Padahal, tubuh yang cantik itu adalah tubuh yang sehat, nyaman, dan bahagia. Kita ingin menghapus stigma dan diskriminasi terhadap perempuan yang memiliki tubuh yang berbeda dengan standar kecantikan yang ada.

Kesimpulan

Standar kecantikan di Indonesia adalah hal yang dinamis dan dipengaruhi oleh berbagai faktor, seperti kolonialisme, globalisasi, dan media.

Namun, standar kecantikan ini sering kali tidak sesuai dengan karakteristik fisik orang Indonesia, dan bisa menimbulkan dampak negatif bagi perempuan Indonesia, seperti rendahnya rasa percaya diri, harga diri, dan kesehatan.

Oleh karena itu, perempuan Indonesia perlu menyadari bahwa kecantikan adalah hal yang sangat subjektif dan terletak pada mata orang yang melihat.

Setiap individu memiliki keunikan dan kecantikan yang berbeda, seperti sidik jari yang tidak ada yang sama. Tidak ada standar kecantikan yang benar-benar objektif atau “sempurna”.

Perempuan Indonesia perlu mencintai diri sendiri dan menghargai keberagaman dan keindahan dalam berbagai bentuk dan warna.

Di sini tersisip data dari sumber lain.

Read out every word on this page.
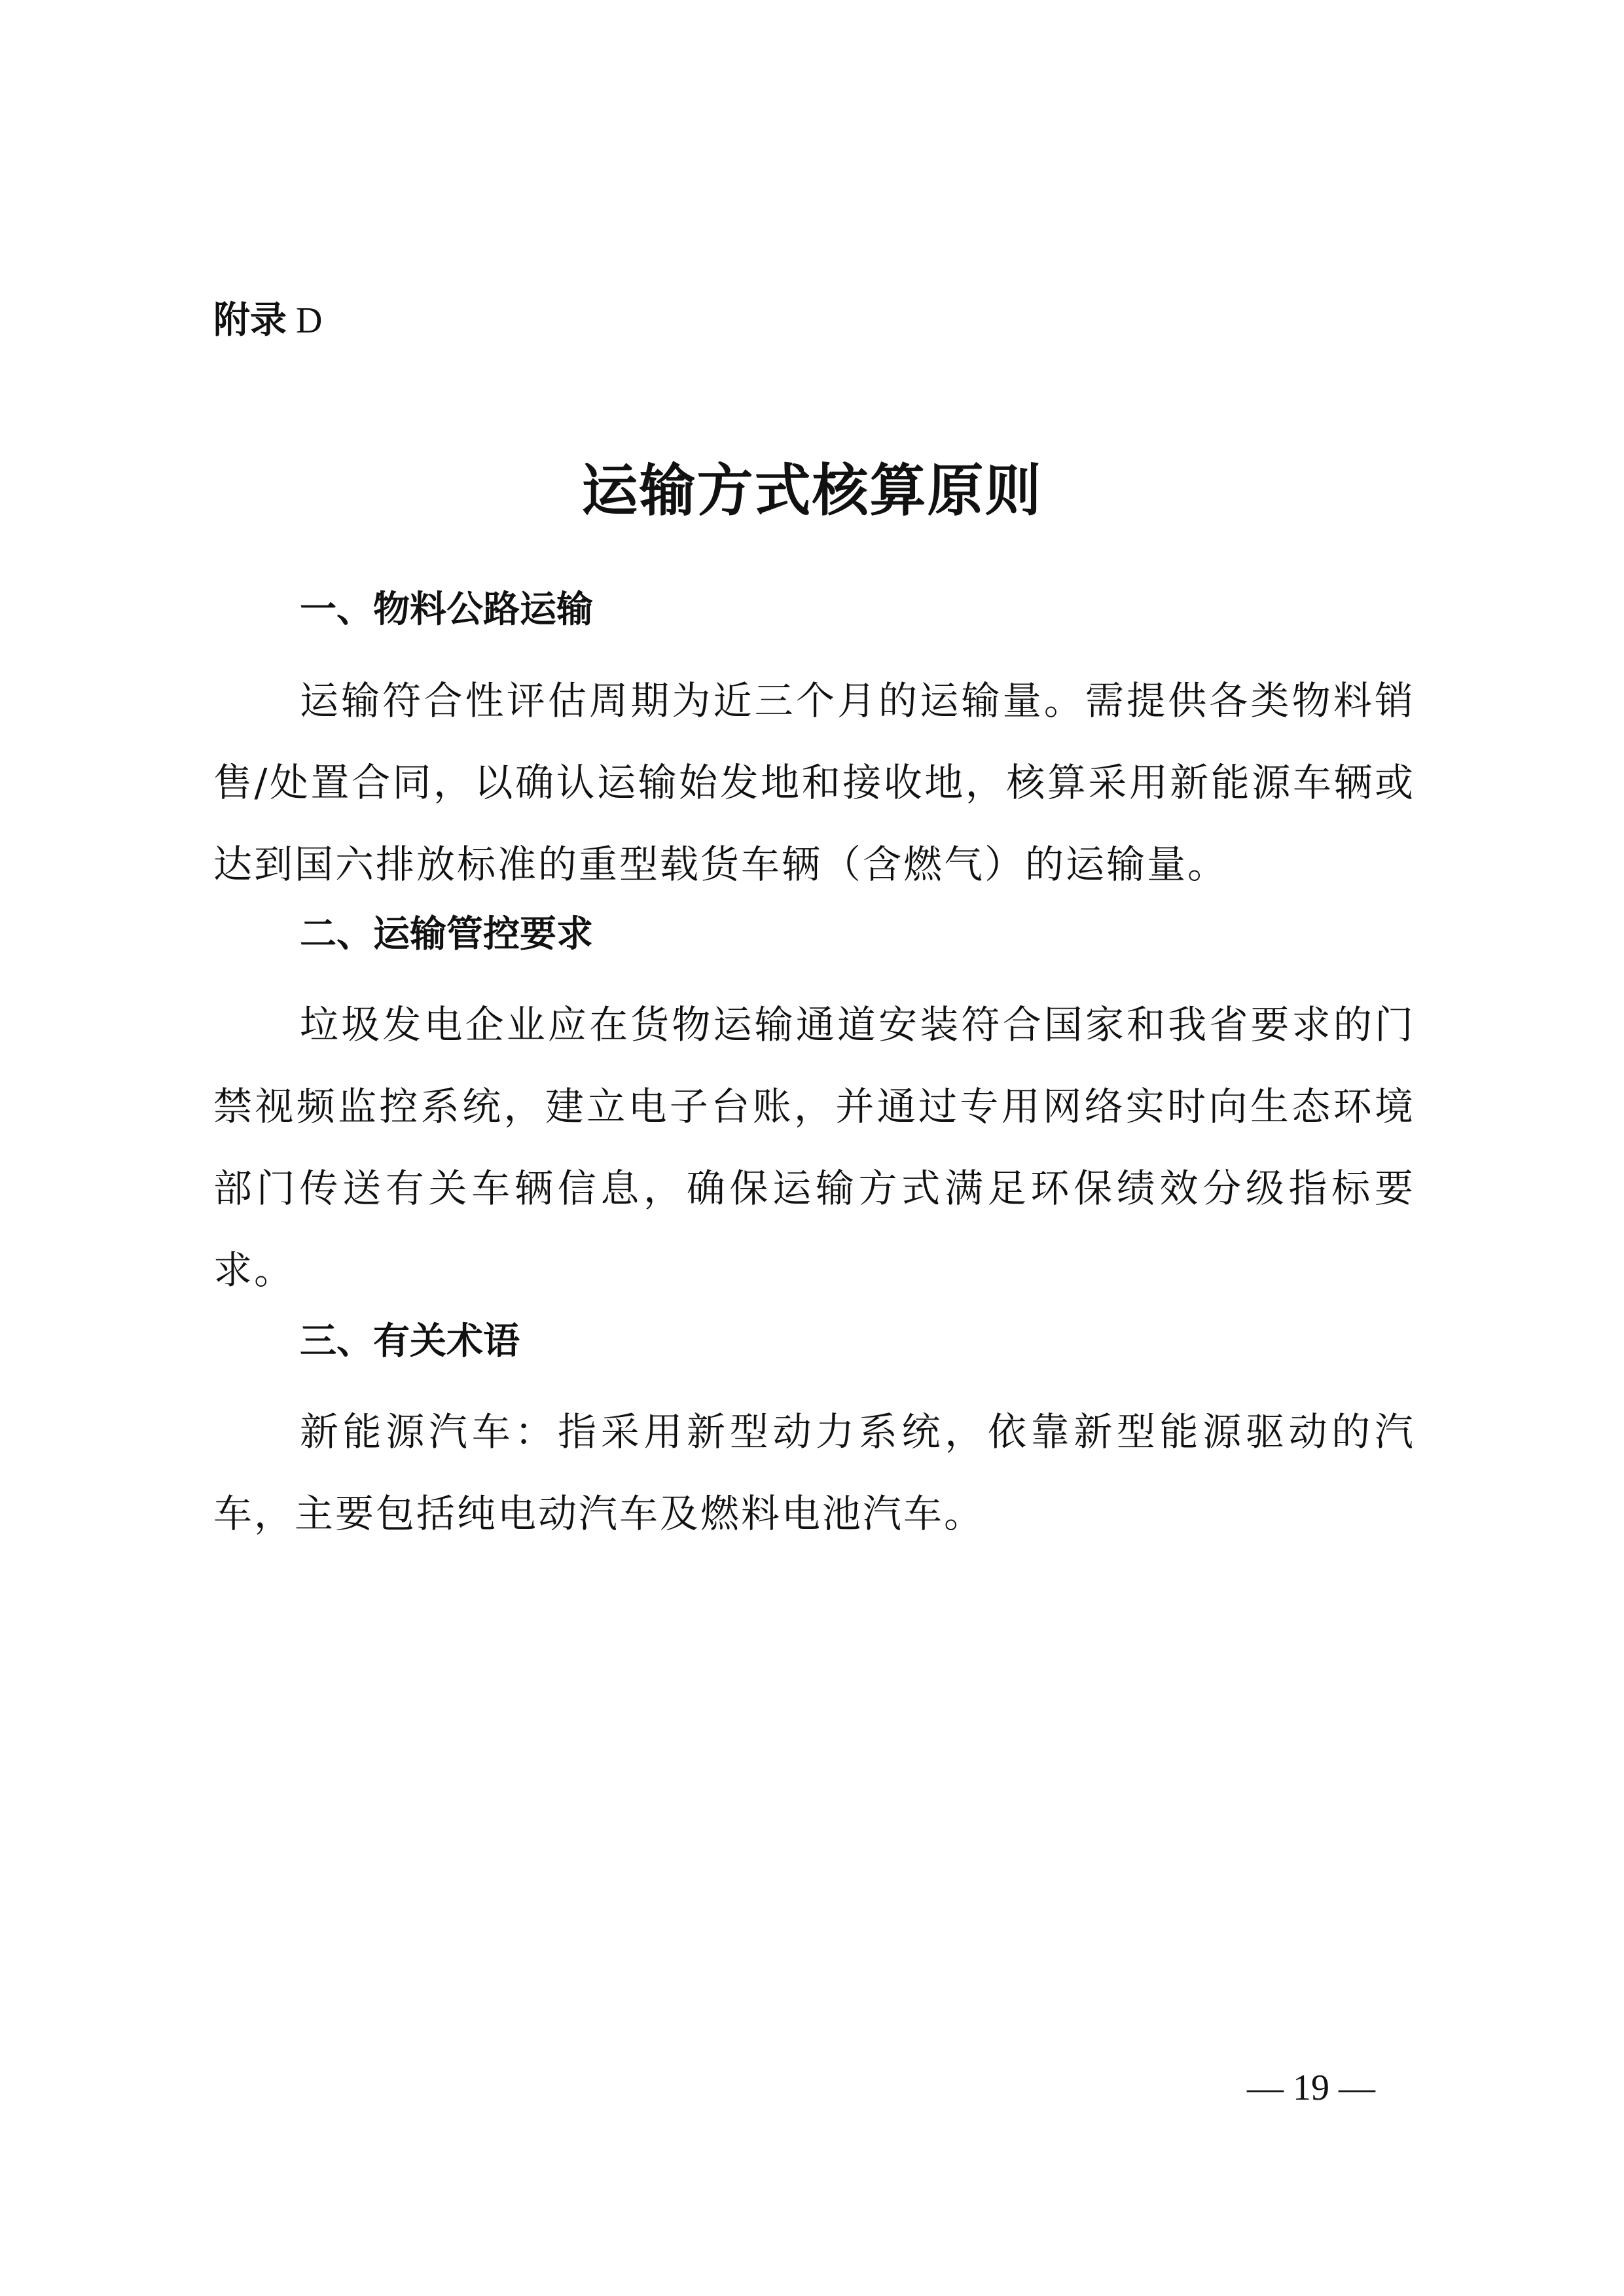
附录 D
运输方式核算原则
一、物料公路运输
运输符合性评估周期为近三个月的运输量。需提供各类物料销售/处置合同，以确认运输始发地和接收地，核算采用新能源车辆或达到国六排放标准的重型载货车辆（含燃气）的运输量。
二、运输管控要求
垃圾发电企业应在货物运输通道安装符合国家和我省要求的门禁视频监控系统，建立电子台账，并通过专用网络实时向生态环境部门传送有关车辆信息，确保运输方式满足环保绩效分级指标要求。
三、有关术语
新能源汽车：指采用新型动力系统，依靠新型能源驱动的汽车，主要包括纯电动汽车及燃料电池汽车。
— 19 —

Perempuan Indonesia perlu mengembangkan potensi dan kualitas diri mereka, tanpa harus terjebak dalam standar kecantikan yang sempit.

Perempuan Indonesia perlu bersikap positif dan percaya diri dengan penampilan mereka, tanpa harus meniru atau menyesuaikan diri dengan standar kecantikan yang ada.